Thoughts on Asset Protection

There are many ways to protect your assets from creditors. The key is thinking far in advance and structuring your assets to protect them, years before any creditor surfaces. Asset protection is much more difficult once there are creditors who may have rights to claim your activities are improper or fraudulent.

There is no single solution for every circumstance. A few strategies that a person should consider and some of their pros and cons are listed below. In some of these structures you may exercise management and control while in others your control may be very limited or nonexistent. Your needs are crucial to the choices you make.

Liability Insurance. Homeowners, auto, business, professional liability and umbrella coverages for potential known risks are a must.

Family Limited Liability Companies and Partnerships. These can be created to preserve and protect assets and impair a creditor's access to your interests if structured properly. A charging order may be the only real remedy available to your later creditors.

401k or retirement plans. Assets you contribute to a retirement plan, including the growth thereon is exempt in bankruptcy. These can be great ways to shelter assets from creditors. Withdrawals may face a 10% early withdrawal penalty if made before age 59 ½. Amounts withdrawn would be includible in your taxable income if from traditional accounts. Similar rules apply to IRAs but they may only be protected up to $1 million, depending upon the circumstances.

Gifts. You can give assets to family members, such as your spouse, and remove those assets from the reach of your future creditors. Gifts can be made outright, in trust, or as part of an entity formation like a family limited liability company or family limited partnership. If to a spouse be thoughtful of the likelihood of discord that may lead to divorce before planning something that will be irrevocable.

Irrevocable Trust. An Irrevocable Trust can be used to protect assets from future creditors. In most states, you cannot be a beneficiary of such a trust and obtain asset protection. The assets transferred to such a trust are transferred irrevocably from you and you cannot get them back.
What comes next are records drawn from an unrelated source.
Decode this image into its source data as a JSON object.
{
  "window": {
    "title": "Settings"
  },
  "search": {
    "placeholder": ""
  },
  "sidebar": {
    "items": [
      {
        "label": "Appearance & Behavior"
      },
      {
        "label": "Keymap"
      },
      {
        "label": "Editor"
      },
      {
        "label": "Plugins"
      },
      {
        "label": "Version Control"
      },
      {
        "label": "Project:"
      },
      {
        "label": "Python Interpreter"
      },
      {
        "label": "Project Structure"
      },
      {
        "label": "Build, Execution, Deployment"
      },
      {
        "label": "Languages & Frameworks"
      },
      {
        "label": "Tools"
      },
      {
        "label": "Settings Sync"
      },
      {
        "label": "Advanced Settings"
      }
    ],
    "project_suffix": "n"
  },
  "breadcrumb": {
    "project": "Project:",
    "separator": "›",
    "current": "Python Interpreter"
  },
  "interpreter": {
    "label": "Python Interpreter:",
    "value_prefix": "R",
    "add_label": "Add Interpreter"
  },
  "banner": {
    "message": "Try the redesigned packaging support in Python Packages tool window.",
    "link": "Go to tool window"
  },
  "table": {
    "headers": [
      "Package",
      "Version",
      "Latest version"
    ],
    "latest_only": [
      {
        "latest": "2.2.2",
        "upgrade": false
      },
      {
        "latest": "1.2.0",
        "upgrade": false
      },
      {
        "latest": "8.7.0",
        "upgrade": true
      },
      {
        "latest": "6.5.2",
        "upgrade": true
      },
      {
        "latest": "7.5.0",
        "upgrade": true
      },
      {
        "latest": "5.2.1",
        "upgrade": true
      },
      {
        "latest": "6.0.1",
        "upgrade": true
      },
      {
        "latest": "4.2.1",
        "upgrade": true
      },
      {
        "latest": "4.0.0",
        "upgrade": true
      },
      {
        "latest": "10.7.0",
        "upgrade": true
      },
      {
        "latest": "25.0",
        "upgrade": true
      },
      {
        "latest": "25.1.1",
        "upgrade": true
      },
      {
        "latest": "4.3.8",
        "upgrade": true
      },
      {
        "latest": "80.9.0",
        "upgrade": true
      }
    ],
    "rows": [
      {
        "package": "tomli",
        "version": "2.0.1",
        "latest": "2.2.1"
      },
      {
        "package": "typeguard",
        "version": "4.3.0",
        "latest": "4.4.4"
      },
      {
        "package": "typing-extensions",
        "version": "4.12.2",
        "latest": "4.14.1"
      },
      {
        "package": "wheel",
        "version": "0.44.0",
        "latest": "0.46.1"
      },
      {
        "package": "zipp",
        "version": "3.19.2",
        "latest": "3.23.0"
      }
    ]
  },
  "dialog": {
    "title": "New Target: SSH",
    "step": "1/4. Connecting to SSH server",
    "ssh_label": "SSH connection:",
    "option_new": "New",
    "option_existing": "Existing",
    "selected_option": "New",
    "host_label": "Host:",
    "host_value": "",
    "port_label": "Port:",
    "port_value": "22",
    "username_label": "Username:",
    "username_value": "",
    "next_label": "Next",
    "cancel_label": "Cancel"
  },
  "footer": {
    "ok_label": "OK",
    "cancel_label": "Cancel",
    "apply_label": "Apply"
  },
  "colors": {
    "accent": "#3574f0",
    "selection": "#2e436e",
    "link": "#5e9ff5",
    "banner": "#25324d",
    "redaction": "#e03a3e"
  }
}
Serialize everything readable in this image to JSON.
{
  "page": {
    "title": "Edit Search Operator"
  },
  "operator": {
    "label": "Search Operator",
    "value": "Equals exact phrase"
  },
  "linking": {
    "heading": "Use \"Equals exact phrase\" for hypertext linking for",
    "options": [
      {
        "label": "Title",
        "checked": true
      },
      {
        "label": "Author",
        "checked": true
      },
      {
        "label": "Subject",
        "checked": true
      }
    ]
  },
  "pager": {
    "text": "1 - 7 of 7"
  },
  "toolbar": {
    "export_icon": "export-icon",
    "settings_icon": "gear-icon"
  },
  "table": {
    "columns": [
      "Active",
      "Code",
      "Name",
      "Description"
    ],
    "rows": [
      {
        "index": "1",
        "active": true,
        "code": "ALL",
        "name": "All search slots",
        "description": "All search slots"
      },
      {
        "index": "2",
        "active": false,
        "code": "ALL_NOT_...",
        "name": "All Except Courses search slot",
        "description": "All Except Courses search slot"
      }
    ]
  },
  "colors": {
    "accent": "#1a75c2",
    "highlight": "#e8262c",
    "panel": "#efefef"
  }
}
529 plans for your children. Assets deposited into a 529 plan for children, stepchildren, grandchildren, and step-grandchildren may be protected in bankruptcy up to the maximum amount allowed for a 529 plan in your state, as long as the assets were deposited more than 2 years before a bankruptcy filing. Investments options may be limited and there may be negative income tax consequences if the funds are not used for higher education.

To determine what methodologies are best for your situation you need to speak to an attorney who deals with all these options.